Afrique atlantique : une alliance économique et sécuritaire se dessine à Cotonou

À Cotonou, le Bénin a accueilli un sommet historique du Processus des États Africains Atlantiques (PEAA). Ce rassemblement inédit, organisé avec le Royaume du Maroc, a réuni les principaux acteurs politiques et économiques de la façade atlantique africaine. L’événement a abouti à la signature de la Déclaration de Cotonou, un texte fondateur qui consacre une nouvelle ère de coopération régionale axée sur la souveraineté économique et la sécurité collective.

Un tournant géopolitique pour l’Afrique atlantique

Le 13 juillet 2026, la capitale béninoise est devenue le théâtre d’une rencontre diplomatique majeure. Les ministres des Affaires étrangères et les chefs de délégation des pays membres du PEAA ont défini une feuille de route ambitieuse pour renforcer l’intégration économique et sécuritaire de la région. Sous le thème « Renforcer l’espace atlantique africain : sécurité, logistique et énergie durable », les discussions ont mis en lumière les défis communs et les solutions innovantes à mettre en œuvre.

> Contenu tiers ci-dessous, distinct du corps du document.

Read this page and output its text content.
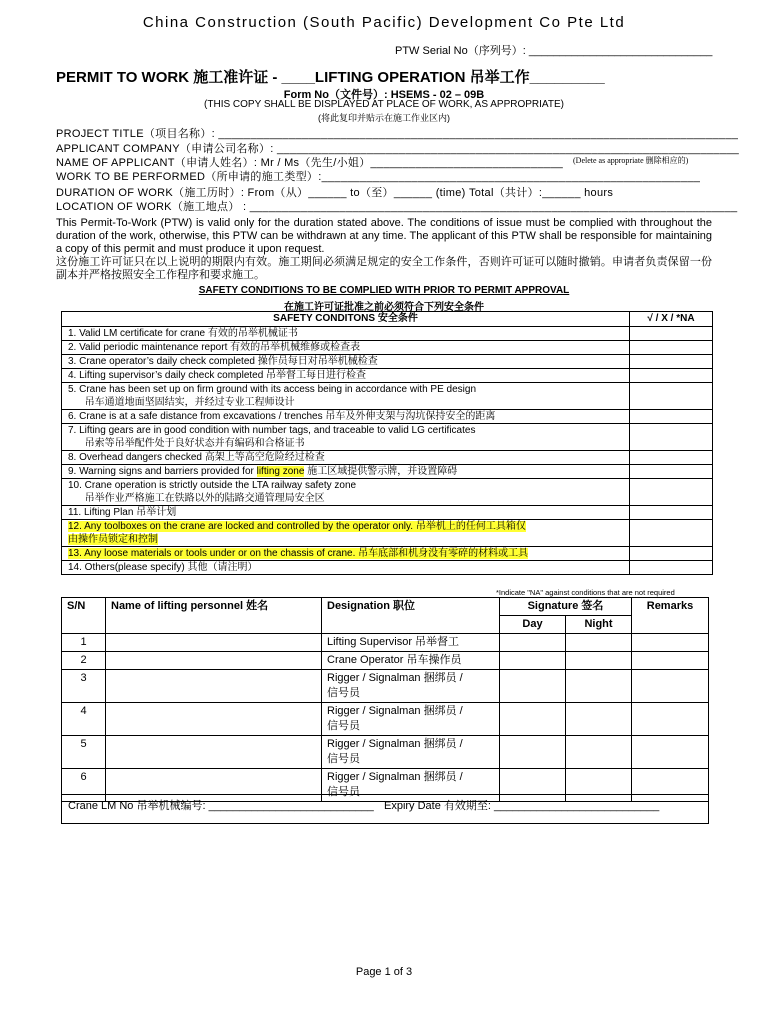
China Construction (South Pacific) Development Co Pte Ltd
PTW Serial No（序列号）: ______________________________
PERMIT TO WORK 施工准许证 - ____LIFTING OPERATION 吊举工作_________
Form No（文件号）: HSEMS - 02 – 09B
(THIS COPY SHALL BE DISPLAYED AT PLACE OF WORK, AS APPROPRIATE)
(将此复印并贴示在施工作业区内)
PROJECT TITLE（项目名称）: _________________________________________________________________________________
APPLICANT COMPANY（申请公司名称）: ________________________________________________________________________
NAME OF APPLICANT（申请人姓名）: Mr / Ms（先生/小姐）______________________________ (Delete as appropriate 删除相应的)
WORK TO BE PERFORMED（所申请的施工类型）:___________________________________________________________
DURATION OF WORK（施工历时）: From（从）______ to（至）______ (time) Total（共计）:______ hours
LOCATION OF WORK（施工地点） : ____________________________________________________________________________
This Permit-To-Work (PTW) is valid only for the duration stated above. The conditions of issue must be complied with throughout the duration of the work, otherwise, this PTW can be withdrawn at any time. The applicant of this PTW shall be responsible for maintaining a copy of this permit and must produce it upon request.
这份施工许可证只在以上说明的期限内有效。施工期间必须满足规定的安全工作条件，否则许可证可以随时撤销。申请者负责保留一份副本并严格按照安全工作程序和要求施工。
SAFETY CONDITIONS TO BE COMPLIED WITH PRIOR TO PERMIT APPROVAL
在施工许可证批准之前必须符合下列安全条件
SAFETY CONDITONS 安全条件	√ / X / *NA

1. Valid LM certificate for crane 有效的吊举机械证书	

2. Valid periodic maintenance report 有效的吊举机械维修或检查表	

3. Crane operator’s daily check completed 操作员每日对吊举机械检查	

4. Lifting supervisor’s daily check completed 吊举督工每日进行检查	

5. Crane has been set up on firm ground with its access being in accordance with PE design
吊车通道地面坚固结实，并经过专业工程师设计	

6. Crane is at a safe distance from excavations / trenches 吊车及外伸支架与沟坑保持安全的距离	

7. Lifting gears are in good condition with number tags, and traceable to valid LG certificates
吊索等吊举配件处于良好状态并有编码和合格证书	

8. Overhead dangers checked 高架上等高空危险经过检查	

9. Warning signs and barriers provided for lifting zone 施工区域提供警示牌，并设置障碍	

10. Crane operation is strictly outside the LTA railway safety zone
吊举作业严格施工在铁路以外的陆路交通管理局安全区	

11. Lifting Plan 吊举计划	

12. Any toolboxes on the crane are locked and controlled by the operator only. 吊举机上的任何工具箱仅
由操作员锁定和控制	

13. Any loose materials or tools under or on the chassis of crane. 吊车底部和机身没有零碎的材料或工具	

14. Others(please specify) 其他（请注明）	

*Indicate "NA" against conditions that are not required
S/N	Name of lifting personnel 姓名	Designation 职位	Signature 签名		Remarks
			Day	Night	
1		Lifting Supervisor 吊举督工			

2		Crane Operator 吊车操作员			

3		Rigger / Signalman 捆绑员 /
信号员			

4		Rigger / Signalman 捆绑员 /
信号员			

5		Rigger / Signalman 捆绑员 /
信号员			

6		Rigger / Signalman 捆绑员 /
信号员			

Crane LM No 吊举机械编号: ___________________________ Expiry Date 有效期至: ___________________________
Page 1 of 3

Face à la montée des menaces sécuritaires et climatiques, cette alliance inédite vise à créer un bloc maritime unifié, capable de transformer les défis en opportunités. Comme l’a souligné la Ministre béninoise des Affaires étrangères, Corinne Amori Brunet, « les enjeux ne connaissent pas de frontières. Une réponse collective et solidaire est indispensable pour garantir la stabilité et la prospérité de notre région ».

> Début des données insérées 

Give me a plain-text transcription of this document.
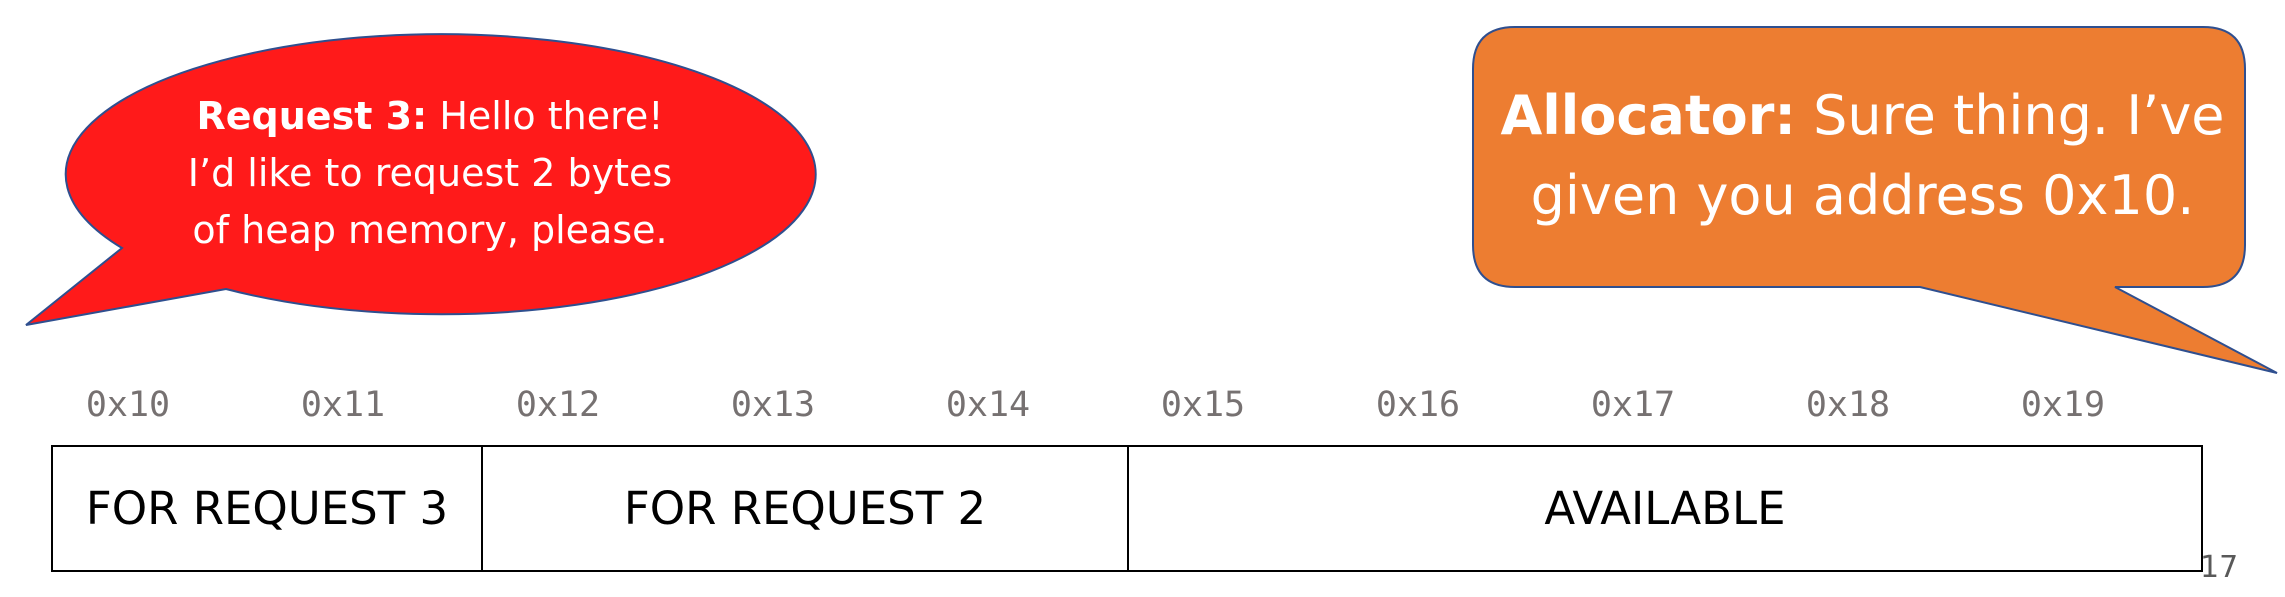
Request 3: Hello there!
I’d like to request 2 bytes
of heap memory, please.
Allocator: Sure thing. I’ve
given you address 0x10.
0x10	0x11	0x12	0x13	0x14	0x15	0x16	0x17	0x18	0x19
FOR REQUEST 3	FOR REQUEST 2	AVAILABLE
17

Sécurité maritime et corridors logistiques verts : les piliers du projet

La sécurité des voies maritimes et la modernisation des infrastructures portuaires figurent au cœur des priorités du PEAA. Les États membres ont convenu de renforcer la lutte contre la piraterie, la pêche illégale et les trafics transfrontaliers, tout en développant des corridors logistiques verts. Ces derniers reposent sur trois axes stratégiques :

  • Sécurité maritime renforcée : Surveillance accrue des côtes, harmonisation des législations et échanges de renseignements pour protéger les flux commerciaux.
  • Corridors logistiques décarbonés : Modernisation des ports et fluidification des procédures douanières pour réduire les coûts et accélérer les échanges.
  • Transition énergétique accélérée : Exploitation des énergies renouvelables (éolien offshore, solaire, hydrogène vert) pour une autonomie énergétique et une exportation d’énergie propre.

Ces initiatives visent à positionner l’Afrique atlantique comme un acteur clé du commerce mondial, tout en garantissant un développement durable pour les populations locales. Le Maroc, partenaire historique du Bénin dans ce processus, a réaffirmé son engagement en faveur de cette vision panafricaine.

Le partenariat Maroc-Bénin : un moteur d’intégration régionale

Depuis son lancement en 2022, le PEAA a gagné en influence grâce à des projets concrets et une approche pragmatique. Le Royaume du Maroc, représenté par Mohamed Methqal, Directeur général de l’Agence marocaine de coopération internationale (AMCI), a mis en avant l’importance de cette plateforme pour désenclaver les pays du Sahel et faciliter leur accès aux marchés internationaux.

La participation active des pays de la région — du Cap-Vert à la Guinée équatoriale, en passant par le Nigeria, l’Angola et la Côte d’Ivoire — confirme l’adhésion massive à cette dynamique. Le Nigeria, première puissance économique du continent, et l’Angola, riche en ressources naturelles, apportent une dimension stratégique à ce projet.

La Déclaration de Cotonou : un engagement sans précédent

Les travaux se sont conclus par l’adoption unanime de la Déclaration de Cotonou, un document opérationnel qui engage les États à concrétiser leurs ambitions. Parmi les mesures phares :

  • Harmonisation des cadres législatifs sur la protection des zones côtières.
  • Facilitation des investissements transfrontaliers dans les infrastructures vertes.
  • Renforcement de la coopération en matière de renseignement maritime.

Pour le Bénin, cet événement renforce sa position de carrefour diplomatique en Afrique de l’Ouest. Sous l’impulsion du Président Romuald Wadagni, le pays mise sur une ouverture stratégique pour stimuler son développement économique et celui de la région. La réussite de ce sommet ouvre la voie à des projets concrets, comme les premiers corridors logistiques verts, symboles d’une Afrique atlantique unie et résiliente.